When I explain that I can only publish so many books each year, I’ve had authors say, “That’s OK, buy my book now and I can wait as long as it takes for you to publish it.”  That would be nice, but from a business standpoint it simply won’t work.  When I buy a manuscript, Leisure pays an advance.  If we don’t publish the book for two or three years, we don’t see any sales from it, and thus no money coming in for years after we’ve laid out the advance.  Not a good move financially.  Plus, if I get too many books sitting in my inventory, waiting to be published down the road, it prevents me from buying anything I may see for a while until I can work off that inventory.  And no publisher likes to close themselves off to submissions.

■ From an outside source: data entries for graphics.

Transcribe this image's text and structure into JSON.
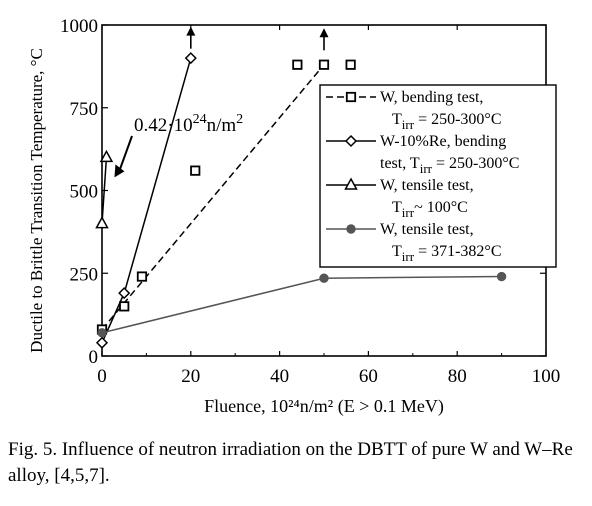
{
  "caption": {
    "text": "Fig. 5. Influence of neutron irradiation on the DBTT of pure W and W–Re alloy, [4,5,7]."
  },
  "chart_data": {
    "type": "line",
    "title": "",
    "xlabel": "Fluence, 10²⁴n/m² (E > 0.1 MeV)",
    "ylabel": "Ductile to Brittle Transition Temperature, °C",
    "xlim": [
      0,
      100
    ],
    "ylim": [
      0,
      1000
    ],
    "x_ticks": [
      "0",
      "20",
      "40",
      "60",
      "80",
      "100"
    ],
    "y_ticks": [
      "0",
      "250",
      "500",
      "750",
      "1000"
    ],
    "grid": false,
    "legend_position": "right",
    "annotation": {
      "text_main": "0.42·10",
      "text_sup": "24",
      "text_end": "n/m",
      "text_sup2": "2",
      "x": 1,
      "y": 600
    },
    "series": [
      {
        "key": "w_bending",
        "legend_line1": "W,  bending test,",
        "legend_line2_main": "T",
        "legend_line2_sub": "irr",
        "legend_line2_rest": " = 250-300°C",
        "marker": "square",
        "line_style": "dashed",
        "color": "#000000",
        "points": [
          [
            0,
            80
          ],
          [
            5,
            150
          ],
          [
            9,
            240
          ],
          [
            21,
            560
          ],
          [
            44,
            880
          ],
          [
            50,
            880
          ],
          [
            56,
            880
          ]
        ],
        "line": [
          [
            0,
            80
          ],
          [
            20,
            400
          ],
          [
            50,
            880
          ]
        ],
        "arrow_at": [
          50,
          990
        ]
      },
      {
        "key": "w_re_bending",
        "legend_line1": "W-10%Re,  bending",
        "legend_line2_main": "test,  T",
        "legend_line2_sub": "irr",
        "legend_line2_rest": " = 250-300°C",
        "marker": "diamond",
        "line_style": "solid",
        "color": "#000000",
        "points": [
          [
            0,
            40
          ],
          [
            5,
            190
          ],
          [
            20,
            900
          ]
        ],
        "line": [
          [
            0,
            40
          ],
          [
            5,
            190
          ],
          [
            20,
            900
          ]
        ],
        "arrow_at": [
          20,
          995
        ]
      },
      {
        "key": "w_tensile_low",
        "legend_line1": "W, tensile test,",
        "legend_line2_main": "T",
        "legend_line2_sub": "irr",
        "legend_line2_rest": "~ 100°C",
        "marker": "triangle",
        "line_style": "solid",
        "color": "#000000",
        "points": [
          [
            0,
            400
          ],
          [
            1,
            600
          ]
        ],
        "line": [
          [
            0,
            400
          ],
          [
            1,
            600
          ]
        ]
      },
      {
        "key": "w_tensile_high",
        "legend_line1": "W, tensile test,",
        "legend_line2_main": "T",
        "legend_line2_sub": "irr",
        "legend_line2_rest": " = 371-382°C",
        "marker": "circle",
        "line_style": "solid",
        "color": "#555555",
        "points": [
          [
            0,
            70
          ],
          [
            50,
            235
          ],
          [
            90,
            240
          ]
        ],
        "line": [
          [
            0,
            70
          ],
          [
            50,
            235
          ],
          [
            90,
            240
          ]
        ]
      }
    ]
  }
}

So let’s say for argument’s sake that a manuscript is really, really good, better than most of the manuscripts I’ve seen.  In fact it’s one of the top contenders for the few available slots in my list.  And it isn’t in a subgenre that I’ve published a lot of recently.  Clear sailing, right?  Close but no cigar.  There are still some things that can trip up a manuscript just before the finish line.  One of the most painful for me is simply bad timing, where I really love a book but I just bought a book with a very similar plot.  It happens and it kills me.  And I know it isn’t easy for the author either, because it isn’t his or her fault.  If I had seen the same manuscript two months earlier, I would have bought it and the other guy’s manuscript would have been rejected instead.  But I can’t publish two books with very similar plots, so the second one has to go.

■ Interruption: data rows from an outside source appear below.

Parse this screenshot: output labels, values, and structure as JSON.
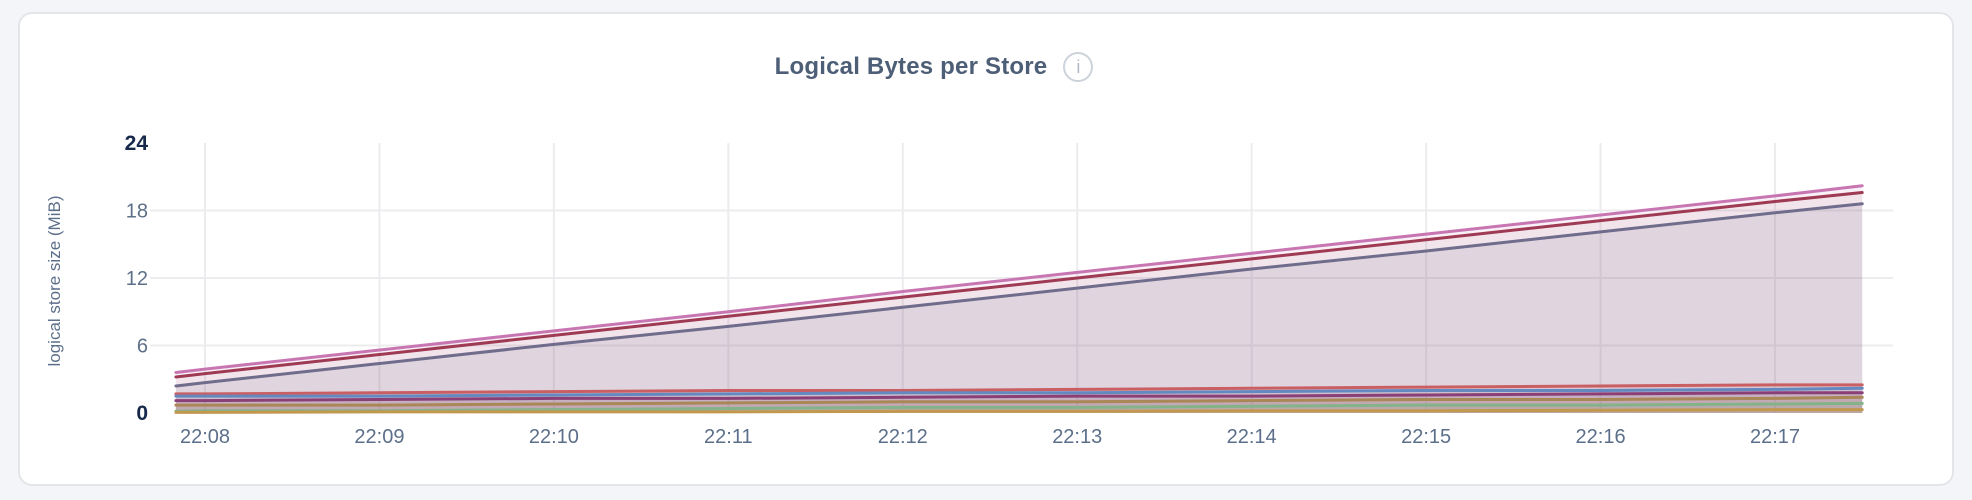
{
  "page": {
    "background_color": "#f4f5f9",
    "card_background": "#ffffff"
  },
  "header": {
    "info_icon_glyph": "i"
  },
  "chart_data": {
    "type": "line",
    "title": "Logical Bytes per Store",
    "ylabel": "logical store size (MiB)",
    "ylim": [
      0,
      24
    ],
    "yticks": [
      0,
      6,
      12,
      18,
      24
    ],
    "bold_yticks": [
      0,
      24
    ],
    "grid_yticks": [
      6,
      12,
      18
    ],
    "grid": "on",
    "legend_position": "none",
    "x_axis_note": "time of day HH:MM; t values are seconds after 22:00",
    "xticks": [
      {
        "t": 480,
        "label": "22:08"
      },
      {
        "t": 540,
        "label": "22:09"
      },
      {
        "t": 600,
        "label": "22:10"
      },
      {
        "t": 660,
        "label": "22:11"
      },
      {
        "t": 720,
        "label": "22:12"
      },
      {
        "t": 780,
        "label": "22:13"
      },
      {
        "t": 840,
        "label": "22:14"
      },
      {
        "t": 900,
        "label": "22:15"
      },
      {
        "t": 960,
        "label": "22:16"
      },
      {
        "t": 1020,
        "label": "22:17"
      }
    ],
    "x_points_seconds": [
      470,
      480,
      540,
      600,
      660,
      720,
      780,
      840,
      900,
      960,
      1020,
      1050
    ],
    "series": [
      {
        "id": "series-1",
        "color": "#c876b2",
        "fill_opacity": 0.1,
        "values": [
          3.6,
          3.9,
          5.6,
          7.3,
          9.0,
          10.8,
          12.5,
          14.2,
          15.9,
          17.6,
          19.3,
          20.2
        ]
      },
      {
        "id": "series-2",
        "color": "#9e3a54",
        "fill_opacity": 0.07,
        "values": [
          3.2,
          3.5,
          5.2,
          6.9,
          8.6,
          10.3,
          12.0,
          13.7,
          15.4,
          17.1,
          18.8,
          19.6
        ]
      },
      {
        "id": "series-3",
        "color": "#6f6c8c",
        "fill_opacity": 0.13,
        "values": [
          2.4,
          2.7,
          4.4,
          6.1,
          7.7,
          9.4,
          11.1,
          12.8,
          14.4,
          16.1,
          17.8,
          18.6
        ]
      },
      {
        "id": "series-4",
        "color": "#c95f63",
        "fill_opacity": 0.12,
        "values": [
          1.7,
          1.7,
          1.8,
          1.9,
          2.0,
          2.0,
          2.1,
          2.2,
          2.3,
          2.4,
          2.5,
          2.5
        ]
      },
      {
        "id": "series-5",
        "color": "#6488c0",
        "fill_opacity": 0.12,
        "values": [
          1.5,
          1.5,
          1.5,
          1.6,
          1.7,
          1.8,
          1.8,
          1.9,
          2.0,
          2.0,
          2.1,
          2.2
        ]
      },
      {
        "id": "series-6",
        "color": "#8a3f76",
        "fill_opacity": 0.12,
        "values": [
          1.1,
          1.1,
          1.2,
          1.3,
          1.3,
          1.4,
          1.5,
          1.5,
          1.6,
          1.7,
          1.8,
          1.8
        ]
      },
      {
        "id": "series-7",
        "color": "#aa8756",
        "fill_opacity": 0.12,
        "values": [
          0.7,
          0.7,
          0.7,
          0.8,
          0.9,
          1.0,
          1.0,
          1.1,
          1.2,
          1.2,
          1.3,
          1.4
        ]
      },
      {
        "id": "series-8",
        "color": "#84b289",
        "fill_opacity": 0.12,
        "values": [
          0.15,
          0.2,
          0.2,
          0.3,
          0.4,
          0.5,
          0.5,
          0.6,
          0.7,
          0.7,
          0.8,
          0.85
        ]
      },
      {
        "id": "series-9",
        "color": "#c2984f",
        "fill_opacity": 0.12,
        "values": [
          0.05,
          0.05,
          0.1,
          0.1,
          0.1,
          0.15,
          0.15,
          0.2,
          0.2,
          0.25,
          0.3,
          0.3
        ]
      }
    ]
  }
}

I know.  Ouch.  It wasn’t the author’s fault, right?  But none of these things is the author’s fault.  (Assuming the manuscript is good.)  Is it the author’s fault that I have too many books in my inventory or that I simply don’t have an open slot in the immediate future?  Or that she’s written a vampire novel and I already published four vampire novels this year?  Or that his timing is just off?  No, the author did what he or she was supposed to do; write a really good manuscript.  I wish I could publish them all.  But I can’t.  I can only look through them all and pick what I think are not only the best ones but also the right ones.  Am I always right?  Not a chance.  And I know I’ve turned down a lot of great manuscripts that another house might snap up in a second, and it’s not because of anything the author did wrong.  That’s why it’s so painful to write those rejection letters.  (OK, maybe not as painful as it is to get them.)  And that’s why it’s so important for an author not to get discouraged, to keep trying, and keep submitting their work.  All of these factors outside of the author’s control can change.  If your timing was bad this time, maybe it’ll be better next time.  If my inventory is high today, maybe it’ll be lower in six months.  If your manuscript isn’t right for one house, it can easily be perfect for another.  But if you believe your work is good and you stop submitting it after a few rejections, you’ll never know how some of those factors might have changed.  And if you don’t give your work the best shot you can, that’s really painful.